Ia mendorong agar Unit Tipikor Polres Sampang bekerja secara profesional dan independen, terutama jika dalam proses penyelidikan ditemukan indikasi penyalahgunaan kewenangan atau praktik yang berpotensi merugikan keuangan daerah.
Rosi juga meminta aparat tidak ragu menelusuri kemungkinan adanya aliran dana yang tidak wajar dalam proses perencanaan maupun pelaksanaan proyek patung tersebut.
Baca juga: Hakordia, Aktivis Sampang Laporkan Dugaan Mark Up Patung Karapan Sapi Rp 3,3 Miliar
“Jika ada dugaan permainan anggaran atau praktik yang merugikan negara, Unit Tipikor wajib turun tangan secara serius.
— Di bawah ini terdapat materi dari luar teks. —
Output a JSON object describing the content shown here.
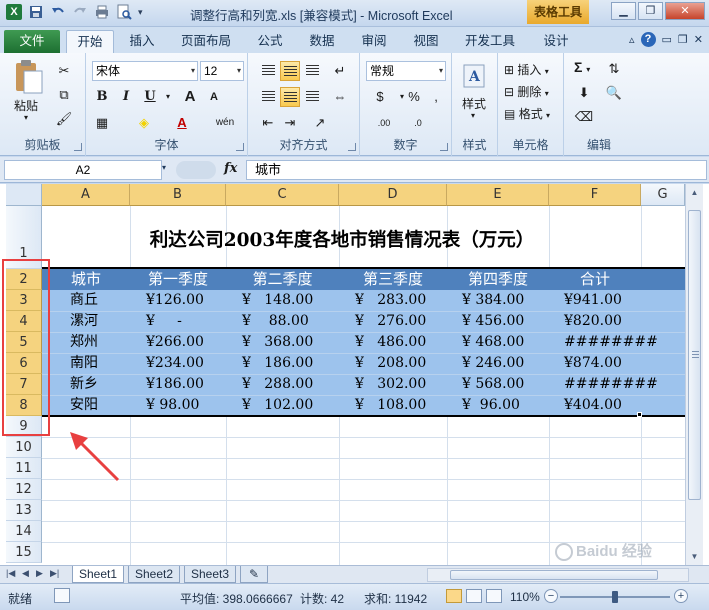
{
  "window": {
    "title": "调整行高和列宽.xls  [兼容模式] - Microsoft Excel",
    "context_tab": "表格工具",
    "icons": [
      "save-icon",
      "undo-icon",
      "redo-icon",
      "print-icon",
      "print-preview-icon",
      "qat-dropdown-icon"
    ],
    "controls": [
      "minimize",
      "restore",
      "close"
    ]
  },
  "ribbon_tabs": {
    "file": "文件",
    "tabs": [
      "开始",
      "插入",
      "页面布局",
      "公式",
      "数据",
      "审阅",
      "视图",
      "开发工具",
      "设计"
    ],
    "active": "开始"
  },
  "ribbon": {
    "clipboard": {
      "label": "剪贴板",
      "paste": "粘贴"
    },
    "font": {
      "label": "字体",
      "name": "宋体",
      "size": "12",
      "bold": "B",
      "italic": "I",
      "underline": "U",
      "grow": "A",
      "shrink": "A",
      "color_letter": "A",
      "phonetic": "wén"
    },
    "alignment": {
      "label": "对齐方式"
    },
    "number": {
      "label": "数字",
      "format": "常规",
      "currency": "$",
      "percent": "%",
      "comma": ",",
      "inc_decimal": ".00",
      "dec_decimal": ".0"
    },
    "styles": {
      "label": "样式",
      "name": "样式"
    },
    "cells": {
      "label": "单元格",
      "insert": "插入",
      "delete": "删除",
      "format": "格式"
    },
    "editing": {
      "label": "编辑",
      "sum": "Σ"
    }
  },
  "formula_bar": {
    "name_box": "A2",
    "fx": "fx",
    "content": "城市"
  },
  "sheet": {
    "columns": [
      "A",
      "B",
      "C",
      "D",
      "E",
      "F",
      "G"
    ],
    "rows": [
      "1",
      "2",
      "3",
      "4",
      "5",
      "6",
      "7",
      "8",
      "9",
      "10",
      "11",
      "12",
      "13",
      "14",
      "15"
    ],
    "title": "利达公司2003年度各地市销售情况表（万元）",
    "headers": [
      "城市",
      "第一季度",
      "第二季度",
      "第三季度",
      "第四季度",
      "合计"
    ],
    "data": [
      [
        "商丘",
        "¥126.00",
        "¥   148.00",
        "¥   283.00",
        "¥ 384.00",
        "¥941.00"
      ],
      [
        "漯河",
        "¥     -",
        "¥    88.00",
        "¥   276.00",
        "¥ 456.00",
        "¥820.00"
      ],
      [
        "郑州",
        "¥266.00",
        "¥   368.00",
        "¥   486.00",
        "¥ 468.00",
        "########"
      ],
      [
        "南阳",
        "¥234.00",
        "¥   186.00",
        "¥   208.00",
        "¥ 246.00",
        "¥874.00"
      ],
      [
        "新乡",
        "¥186.00",
        "¥   288.00",
        "¥   302.00",
        "¥ 568.00",
        "########"
      ],
      [
        "安阳",
        "¥ 98.00",
        "¥   102.00",
        "¥   108.00",
        "¥  96.00",
        "¥404.00"
      ]
    ],
    "annotation_color": "#e84040",
    "header_fill": "#4f81bd",
    "selection_fill": "#9dc3ed"
  },
  "sheet_tabs": [
    "Sheet1",
    "Sheet2",
    "Sheet3"
  ],
  "status": {
    "ready": "就绪",
    "average": "平均值: 398.0666667",
    "count": "计数: 42",
    "sum": "求和: 11942",
    "zoom": "110%",
    "zoom_out": "−",
    "zoom_in": "+"
  },
  "watermark": "Baidu 经验"
}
Jangan sampai kasus ini dipersempit atau dibiarkan menggantung,” ujarnya.
Menurut Rosi, keterlibatan Tipikor secara maksimal sangat penting untuk menjawab kecurigaan publik sekaligus menjaga marwah institusi kepolisian sebagai penegak hukum.
Ia menegaskan akan terus mengawal perkembangan kasus ini dan menunggu komitmen Polres Sampang dalam menuntaskan dugaan mark up proyek Patung Karapan Sapi secara transparan dan berkeadilan.